Wednesday, 27th June, 2012

I have been a bit underwhelmed by Amazons price competitiveness for a while. Exacerbated by the sweeping 30% price increase on my pending basket a few months ago.

So now I have found a new book supplier (via Amazon ironically)

Its here the Book Depository.

Its not all peaches and cream but it did work out a good few quid cheaper for my last order. Slight scam though if you buy their books via Amazon they are 2.80 cheaper in the basket. But then they hammer you for postage at the end. On their site they are more expensive with ‘free delivery’. Works out about the same I think. It would be nice to get charged postage once, not per book. Especially if like me you have an insatiable book buying (and sometimes reading) habit.

I got paper ones rather than kindle as the thought of trying to make sense of a technical book on a kindle didn’t appeal. That and the fact Mrs Smurf is still happily using her kindle and hasn’t given it to me yet.

I only just ordered so I could well be back on here in a few days ranting about their crap delivery or summat.

Have you got any recommended book shops?

Or are you one of those ‘read it on-line’ types? (I really prefer working through a book to get to grips with new stuff, on-line is great for specifics and reference etc, but I’m not a fan of reading screens and screens of text. And videos make me drowsy!)

cheers

simon

Nearly VBA

Tuesday, 26th June, 2012

I saw this security article about a recent infection.

It was an infected AutoCad template used to send a stack load of technical drawings to its creator for supposed industrial espionage reasons.

The technology it used is partly AutoCad scripting (which I thought is/was VBA?), but mainly plain old VBS run by the Windows Scripting Host.

It could so easily have been an Office related template. But then Excel is mainly used for shopping lists, Access for CD collections, and Powerpoint for manager technobabble, so I guess AutoCad probably is a better target.

Have you seen any sign of Office related malware recently? (I had an Excel VBA virus in 1998 or something, took about 10 minutes to disable and delete.)

chers

simon

Bank Jobs

Friday, 22nd June, 2012

Talking, as I have, about jobs in banks it seems rude to ignore this fiasco.

The MBA types are always wondering how far they can cut costs before service deterioration becomes perceptible, I guess they have the answer now at RBS/Natwest.

I do hope they don’t manage to pin it on an errant spreadsheet.

And I presume (as the UK taxpayers bought RBS last time its management bankers drove it into the ground) , that the results of the enquiry into what caused this will be made public?

I could pretend to be shocked, but really I am shocked it doesn’t happen more often.

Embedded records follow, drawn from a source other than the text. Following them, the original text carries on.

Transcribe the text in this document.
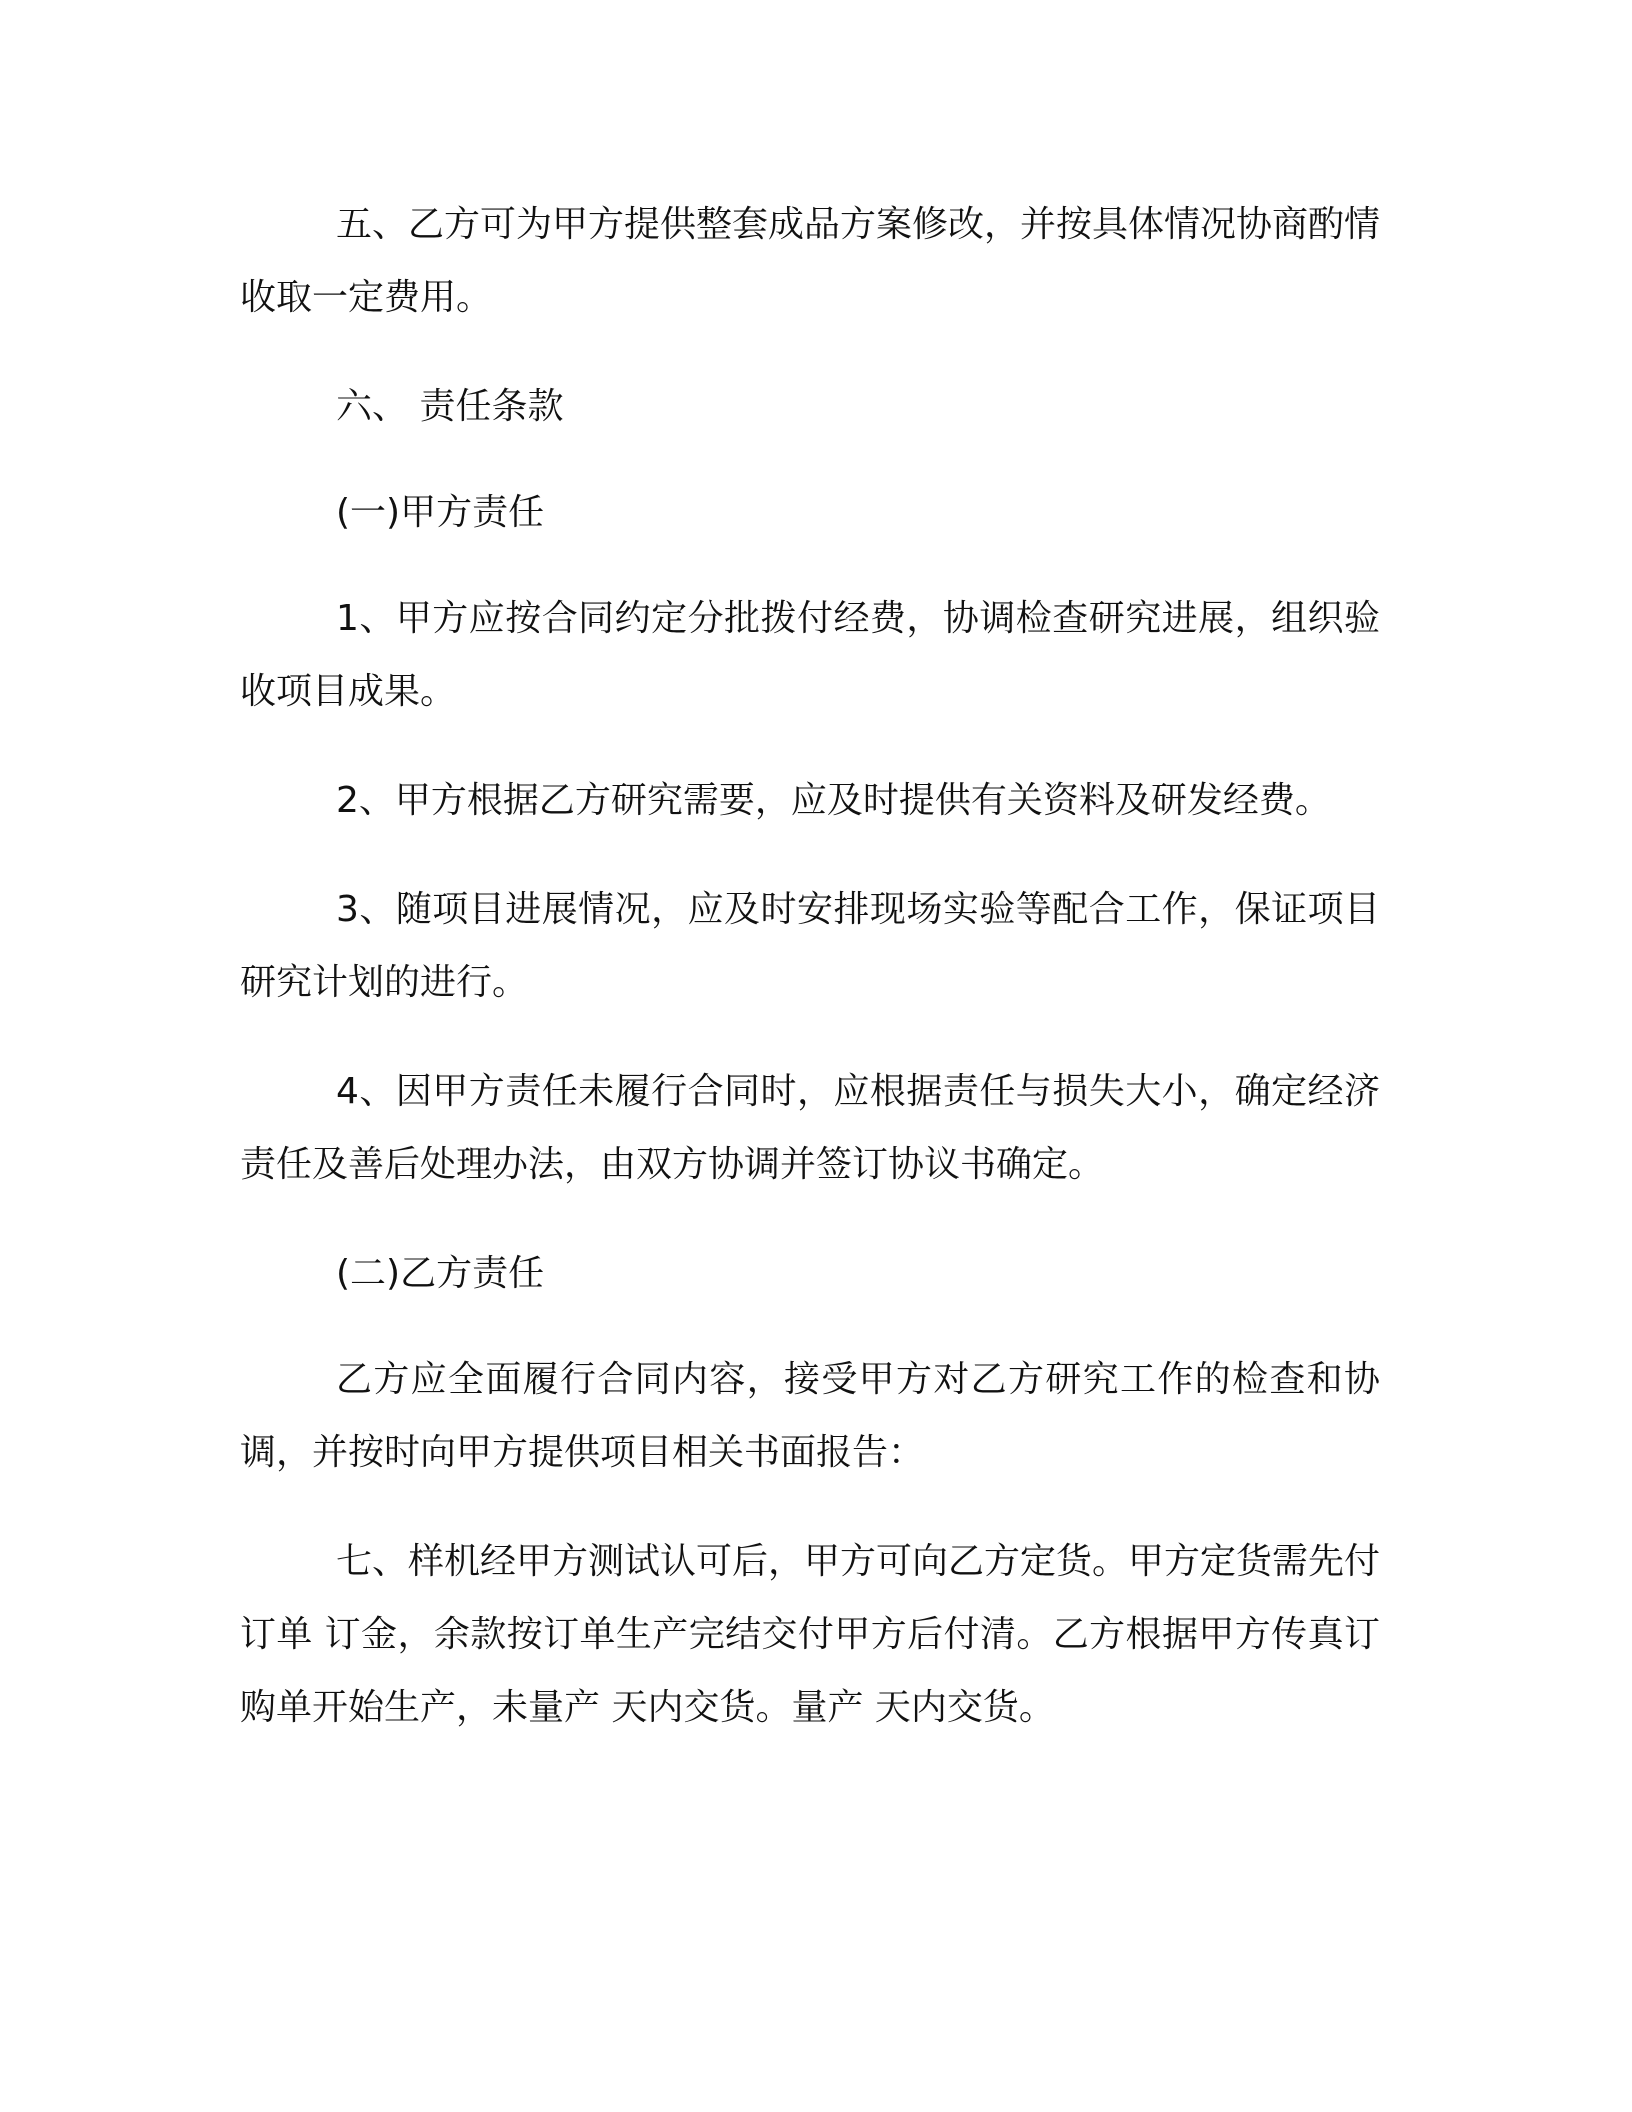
五、乙方可为甲方提供整套成品方案修改，并按具体情况协商酌情收取一定费用。

六、 责任条款

(一)甲方责任

1、甲方应按合同约定分批拨付经费，协调检查研究进展，组织验收项目成果。

2、甲方根据乙方研究需要，应及时提供有关资料及研发经费。

3、随项目进展情况，应及时安排现场实验等配合工作，保证项目研究计划的进行。

4、因甲方责任未履行合同时，应根据责任与损失大小，确定经济责任及善后处理办法，由双方协调并签订协议书确定。

(二)乙方责任

乙方应全面履行合同内容，接受甲方对乙方研究工作的检查和协调，并按时向甲方提供项目相关书面报告：

七、样机经甲方测试认可后，甲方可向乙方定货。甲方定货需先付订单 订金，余款按订单生产完结交付甲方后付清。乙方根据甲方传真订购单开始生产，未量产 天内交货。量产 天内交货。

Its probably some VB3 or COBOL component whose source code is long since gone that has barfed at some dodgy input. Or its that Flame cyberwar virus…

Fair play to the front line staff (and the backroom folks)  that are working early, late and Sundays to try and sort things out.

If you have your overdraft with them I hope you are coping.

cheers

simon

[edit I was going to have a pop about offshoring, but deleted it, but having read some of the comments it appears some key IT roles only just left the uk for foreign climes. oops]

Getting old

Friday, 22nd June, 2012

Spoke with an agent today – They wanted named referees before they would submit my application to the end client. They wouldn’t tell me who the end client was.

I actually thought about it for a few minutes before it dawned on me it was just a contact fishing trip.

I must be getting old.

Next of all I will be sending my credit card details to Nigeria to help a billionaire dictator escape!

The agent now has a bunch of ‘HR Department’ details.

And I am not holding my breathe for the job offer.